分析軸2:クリエイティブ比較(TikTok内で6素材を比較)
No.1〜No.6のテスト素材を縦型で使用し、クリエイティブ別にTikTok内での広告効果を比較・検証。
調査結果
同じ広告素材でも、TikTokで出稿した場合のブランドリフト効果が高い
ブランドリフト(商品助成認知、広告認知、好意度、購入意向、ブランドイメージ)において、TikTokは全項目でアップリフトし、他社媒体と同素材で比較した場合でも全体平均より高く、特に認知獲得に強いという結果となった。保有する「横画面」動画を「縦型全画面」に編集も対応可能なため、既存の素材を活用し、手間をかけず簡単にTikTokに出稿することができる。
TikTokでよりクリエイティブ
クリエイティブ比較の結果から、ユーザーをフルアテンション(主体的な視聴態度)にし、クリエイティブのパフォーマンスを高める4つのキーワードを導き出した。
TikTokらしさ
テスト素材「No.3:詰め込み」のブランドリフト率は、商品助成認知・広告認知・好意度・購入意向において95%以上の確率で有意な上昇となっている。

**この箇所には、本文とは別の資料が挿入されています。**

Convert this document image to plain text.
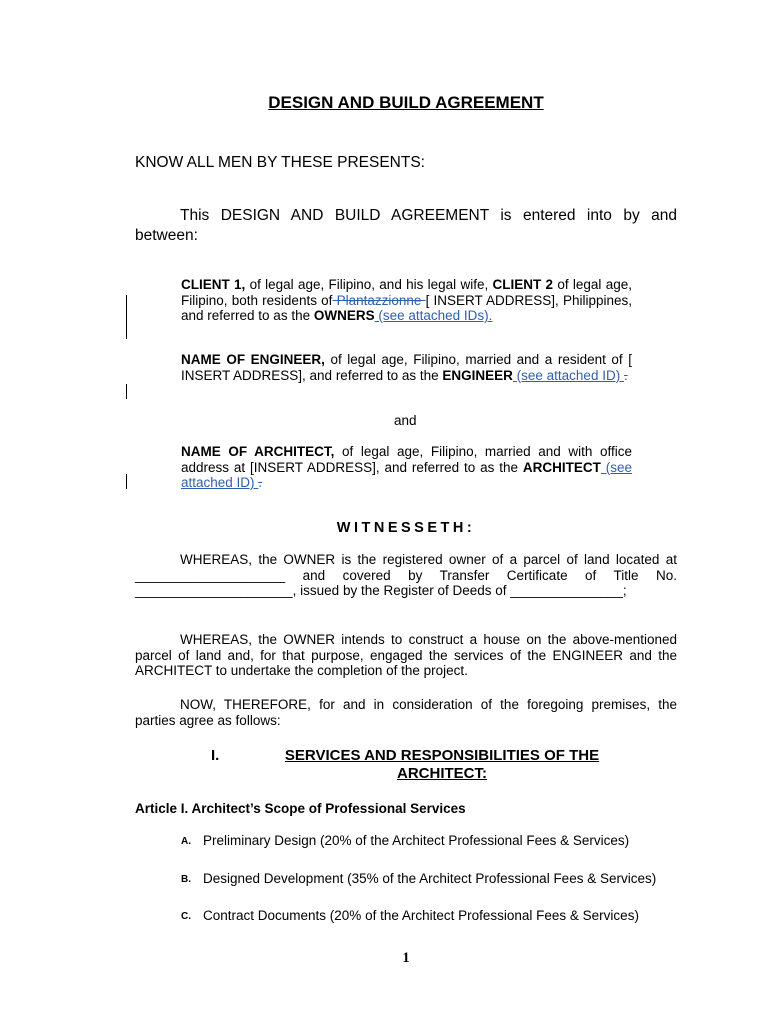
DESIGN AND BUILD AGREEMENT
KNOW ALL MEN BY THESE PRESENTS:
This DESIGN AND BUILD AGREEMENT is entered into by and between:
CLIENT 1, of legal age, Filipino, and his legal wife, CLIENT 2 of legal age, Filipino, both residents of Plantazzionne [ INSERT ADDRESS], Philippines, and referred to as the OWNERS (see attached IDs).
NAME OF ENGINEER, of legal age, Filipino, married and a resident of [ INSERT ADDRESS], and referred to as the ENGINEER (see attached ID) .
and
NAME OF ARCHITECT, of legal age, Filipino, married and with office address at [INSERT ADDRESS], and referred to as the ARCHITECT (see attached ID) .
WITNESSETH:
WHEREAS, the OWNER is the registered owner of a parcel of land located at ____________________ and covered by Transfer Certificate of Title No. _____________________, issued by the Register of Deeds of _______________;
WHEREAS, the OWNER intends to construct a house on the above-mentioned parcel of land and, for that purpose, engaged the services of the ENGINEER and the ARCHITECT to undertake the completion of the project.
NOW, THEREFORE, for and in consideration of the foregoing premises, the parties agree as follows:
I.	SERVICES AND RESPONSIBILITIES OF THE ARCHITECT:
Article I. Architect’s Scope of Professional Services
A. Preliminary Design (20% of the Architect Professional Fees & Services)
B. Designed Development (35% of the Architect Professional Fees & Services)
C. Contract Documents (20% of the Architect Professional Fees & Services)
1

このように、TikTokで浸透している動画のフォーマットを活用すると、その動画を見た視聴者が親近感を感じやすくなるため、より高い効果が期待できる。
ユーザーに寄り添うコンテンツ
購入意向リフト率では、テスト素材「No.3:詰め込み」(+10.7pt)がもっとも高く、「No.4:アテンション」(+8.8pt)、「No.2:リアル」(+6.6pt)と続く。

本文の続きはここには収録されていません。